2026年5月27日(水)、参議院決算委員会において、文部科学省、農林水産省、国土交通省に対する省庁別審査が行われ、国民民主党・新緑風会を代表して質問に立ちました。
日本は四方を海に囲まれた広大な領海・排他的経済水域(EEZ)を持つ「海洋国家」です。今回の質疑では、我が国の海洋権益を守り、未来の海洋開発を支えるための技術継承、研究拠点の集約、そして中小型造船業の振興について、政府へ具体的な提言を行いました。
1. 「しんかい6500」の技術継承と次世代有人潜水調査船の建造
我が国の深海調査を牽引してきた有人潜水調査船「しんかい6500」および支援母船「よこすか」の老朽化、及び船体の更新は喫緊の課題です。
両船の探査能力は、南鳥島沖のレアアース堆積層開発をはじめとする国家的な経済安全保障に直結します。特に「しんかい6500」をはじめ、優れた船を建造・維持してきた世界に誇る日本の造船技術が途絶えることのないよう、次世代有人潜水調査船の設計・建造を確実に進めることを提案しました。

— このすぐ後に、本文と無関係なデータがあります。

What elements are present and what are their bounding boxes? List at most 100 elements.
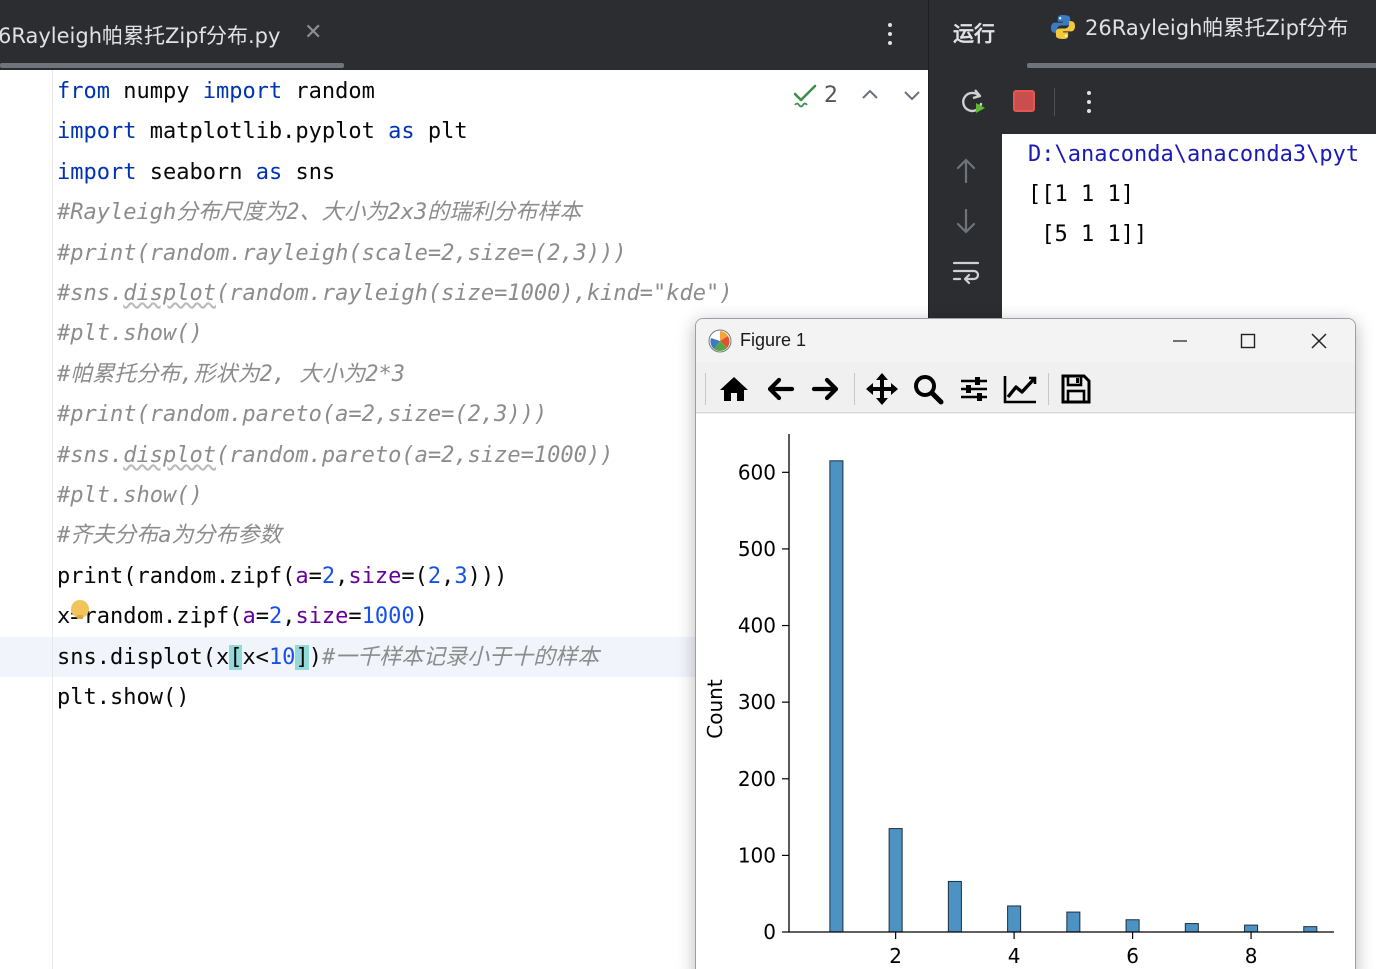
y-tick-label: 500 [738, 537, 776, 561]
code-line[interactable]: #sns.displot(random.pareto(a=2,size=1000… [57, 436, 613, 476]
checkmark-icon [793, 84, 817, 108]
figure-title-bar[interactable]: Figure 1 [696, 319, 1355, 363]
configure-subplots-button[interactable] [956, 371, 992, 407]
code-token: import [202, 79, 283, 104]
y-tick-label: 300 [738, 690, 776, 714]
maximize-button[interactable] [1225, 327, 1271, 355]
y-tick-label: 600 [738, 460, 776, 484]
editor-tab[interactable]: 6Rayleigh帕累托Zipf分布.py ✕ [0, 0, 344, 70]
code-token: #帕累托分布,形状为2, 大小为2*3 [57, 361, 405, 387]
code-token: [ [229, 644, 243, 670]
editor-tab-title: 6Rayleigh帕累托Zipf分布.py [0, 24, 281, 48]
python-icon [1051, 15, 1075, 39]
back-icon [767, 377, 795, 401]
code-token: sns.displot(x [57, 644, 230, 670]
more-options-icon[interactable] [878, 14, 902, 54]
console-line: [5 1 1]] [1028, 222, 1148, 247]
back-button[interactable] [762, 371, 798, 407]
code-token: 10 [268, 644, 296, 670]
code-token: random [282, 79, 375, 104]
run-panel-header: 运行 26Rayleigh帕累托Zipf分布 [928, 0, 1376, 70]
more-options-icon[interactable] [1077, 86, 1101, 118]
code-token: #print(random.rayleigh(scale=2,size=(2,3… [57, 240, 627, 266]
code-line[interactable]: #print(random.pareto(a=2,size=(2,3))) [57, 395, 547, 435]
arrow-down-icon[interactable] [953, 208, 979, 236]
code-line[interactable]: plt.show() [57, 678, 189, 718]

2. 海洋研究船・拠点の「清水港」集約化による効率化
現在、国内に分散している海洋研究船や関連機能を、駿河湾を臨む「清水港(静岡県)」に集約化する拠点港湾の構築を提案しました。 拠点港湾に船舶を集約することで、船員確保という課題に効率的に対応し、研究や運航の効率向上につながる基盤整備を急ぐべきだと主張しました。
3. 中小型造船業の振興と人材確保
海洋国家を根底で支えているのは、国内の造船業です。しかし、現在の造船現場、特に中小型造船業においては深刻な人手不足に直面しています。
私は「人材が偏ることで中小型造船業に人が回らなくなる事態を避けるべきだ」と指摘。日本の造船基盤そのものを維持するため、中小型造船業の振興に向けた実効性のある支援策を求めました。